Before the pandemic, farmers’ markets were a meeting place for locals to spend a weekend morning gingerly perusing offerings of locally produced wares, while striking up conversations with neighbouring farmers about the origins of their food.
But in a year marked by COVID-19 restrictions stifling the typical market-going bustle, some farmers are distancing themselves from the tradition of markets in favour of doing business online.
“That’s still the way we’re thinking,” said Juliet Orazietti, who raises livestock at Linc Farm in Niagara-on-the-Lake with her husband, Martin Weber.
Orazietti said direct-to-customer sales have increased by 40 per cent this year without farmers’ markets.
The markets are time consuming, unpredictable and can have high costs associated with table space, she said.
The orders they receive online are more consistent at a time when Orazietti is finding people don’t want to leave their homes. And deliveries are easily orchestrated on weekly delivery routes. Linc now conducts all of their business online.
Despite the change in mindset brought on by the pandemic, Orazietti emphasizes they couldn’t have gotten their start without the farmers markets and says the diminished communication between the public and famers due to pandemic restrictions is unfortunate.
For Orazietti, the face-to-face interaction is integral to the market experience.
“That felt like half of what I was doing at the market,” she said of the conversations with customers.
Linc Farm’s social media following has risen this year providing a different way to interact with customers over apps like Instagram.
While not fully abandoning famers’ markets, Porpiglia Farms in Niagara-on-the-Lake is gradually stepping away and focusing on online orders received through their Facebook page.
Angela Porpiglia said her 74 year-old father, Carmen Porpiglia, is “oldschool” and won’t willingly walk away from the St. Catharines farmers’ market where he grew up alongside his late father, Fortunto, who farmed here after immigrating from Italy.
Online demand for their produce and plants has doubled throughout the pandemic, Angela said, taking away available product for farmers’ markets.
Selling over 150 baskets of peaches on a market day, like they once did, is now unheard of.
“Farmers markets are on the sideline as far as sales, they’re not as good,” she said, adding that over the next few years, even they may completely get out of the market scene due to strong online sales.“
You have to adapt or you might as well give up,” she said, adding, that without demand, there's no reason to plant.
For all the talk of reaching consumers behind the screen, Sharon Brinsmead-Taylor, market coordinator for Niagara-on-the-Lake’s Market at the Village, said this year has been busier than ever.
“Unbelievable how busy we were this year,” she remarked.
And that’s without having an online component.

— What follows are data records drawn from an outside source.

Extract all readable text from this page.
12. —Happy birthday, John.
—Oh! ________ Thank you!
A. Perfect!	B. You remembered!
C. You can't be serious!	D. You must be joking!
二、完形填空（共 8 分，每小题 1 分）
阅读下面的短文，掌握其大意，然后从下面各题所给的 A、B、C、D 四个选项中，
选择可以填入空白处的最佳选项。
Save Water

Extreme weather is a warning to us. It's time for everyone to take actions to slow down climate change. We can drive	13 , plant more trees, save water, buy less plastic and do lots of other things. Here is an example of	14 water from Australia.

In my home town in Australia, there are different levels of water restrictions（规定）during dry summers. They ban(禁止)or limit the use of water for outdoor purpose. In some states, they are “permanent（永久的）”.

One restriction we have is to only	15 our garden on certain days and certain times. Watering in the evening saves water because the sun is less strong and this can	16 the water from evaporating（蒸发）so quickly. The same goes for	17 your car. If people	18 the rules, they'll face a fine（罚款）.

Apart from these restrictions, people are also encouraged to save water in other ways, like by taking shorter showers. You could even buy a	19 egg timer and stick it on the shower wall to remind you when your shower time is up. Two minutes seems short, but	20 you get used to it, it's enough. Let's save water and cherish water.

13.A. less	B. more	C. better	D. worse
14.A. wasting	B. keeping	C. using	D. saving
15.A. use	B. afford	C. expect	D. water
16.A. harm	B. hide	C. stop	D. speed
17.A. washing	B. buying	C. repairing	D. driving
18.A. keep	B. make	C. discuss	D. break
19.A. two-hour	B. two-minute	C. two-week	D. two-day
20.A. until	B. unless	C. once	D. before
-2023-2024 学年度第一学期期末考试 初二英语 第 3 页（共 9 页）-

Many of the farmers that attend the market, Brinsmead-Taylor said, don’t have email or internet. By the end of the season, the market ended off with 10 farmers, up from seven back in May.
“The amount of work that it takes on part of the farmer … I don’t think that the sales would be that much greater,” she said of the market’s decision not to provide online ordering.
Rose Bartel, of Bartel Farms in Niagara-on-the-Lake, has been attending the Market at the Village for upwards of 15 years.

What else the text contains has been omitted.